Paraolimpijczycy przywitani oklaskami

Paraolimpijczycy przywitani oklaskami

Dodano:   /  Zmieniono: 
Grzegorz Pluta (złoto, szermierka na wózkach) i Karol Kozuń (srebro, pchnięcie kulą) podczas powitania na warszawskim lotnisku Okęcie (fot. PAP/Rafał Guz) 
Na lotnisku im. Fryderyka Chopina w Warszawie powitano drugą grupę sportowców reprezentujących Polskę na 14. Paraolimpiadzie w Londynie. Huczne brawa i okrzyki "Dziękujemy, dziękujemy" przez dłuższy czas rozbrzmiewały w hali przylotów.

Członkowie rodzin, przyjaciele, licznie zgromadzeni kibice godnie powitali polskich paraolimpijczyków. Nie zabrakło również odśpiewanego "Sto lat". - Cieszę się, że przywitaliście nas oklaskami, a nie śpiewem "Polacy nic się nie stało" - żartował, mile zaskoczony owacją kibiców srebrny medalista w pchnięciu kulą Karol Kozuń.

Humory dopisywały wszystkim kadrowiczom. Powitanie nie trwało jednak długo. Tuż po nim sportowcy udali się bowiem na spotkanie z prezydentem.

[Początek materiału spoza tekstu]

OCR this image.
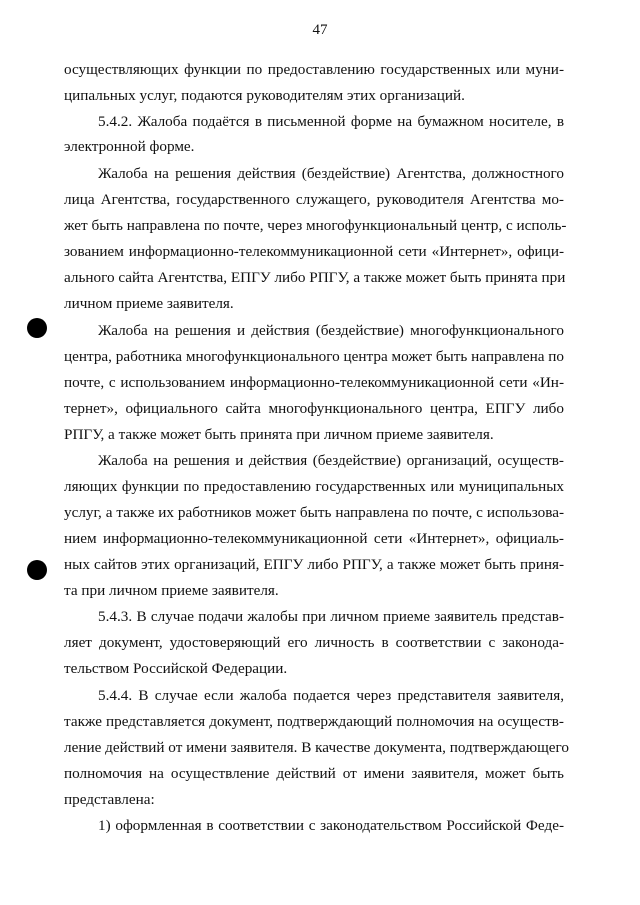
47
осуществляющих функции по предоставлению государственных или муни-
ципальных услуг, подаются руководителям этих организаций.
5.4.2. Жалоба подаётся в письменной форме на бумажном носителе, в
электронной форме.
Жалоба на решения действия (бездействие) Агентства, должностного
лица Агентства, государственного служащего, руководителя Агентства мо-
жет быть направлена по почте, через многофункциональный центр, с исполь-
зованием информационно-телекоммуникационной сети «Интернет», офици-
ального сайта Агентства, ЕПГУ либо РПГУ, а также может быть принята при
личном приеме заявителя.
Жалоба на решения и действия (бездействие) многофункционального
центра, работника многофункционального центра может быть направлена по
почте, с использованием информационно-телекоммуникационной сети «Ин-
тернет», официального сайта многофункционального центра, ЕПГУ либо
РПГУ, а также может быть принята при личном приеме заявителя.
Жалоба на решения и действия (бездействие) организаций, осуществ-
ляющих функции по предоставлению государственных или муниципальных
услуг, а также их работников может быть направлена по почте, с использова-
нием информационно-телекоммуникационной сети «Интернет», официаль-
ных сайтов этих организаций, ЕПГУ либо РПГУ, а также может быть приня-
та при личном приеме заявителя.
5.4.3. В случае подачи жалобы при личном приеме заявитель представ-
ляет документ, удостоверяющий его личность в соответствии с законода-
тельством Российской Федерации.
5.4.4. В случае если жалоба подается через представителя заявителя,
также представляется документ, подтверждающий полномочия на осуществ-
ление действий от имени заявителя. В качестве документа, подтверждающего
полномочия на осуществление действий от имени заявителя, может быть
представлена:
1) оформленная в соответствии с законодательством Российской Феде-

Biało-czerwoni pojechali na XIV Paraolimpiadę w 101-osobowym składzie. Z Londynu przywieźli 36 krążków (14 złotych, 13 srebrnych i 9 brązowych), ustanowili też pięć rekordów świata. W klasyfikacji medalowej Polska uplasowała się na dziewiątym miejscu wśród 75 krajów, których reprezentanci stawali na podium tej imprezy.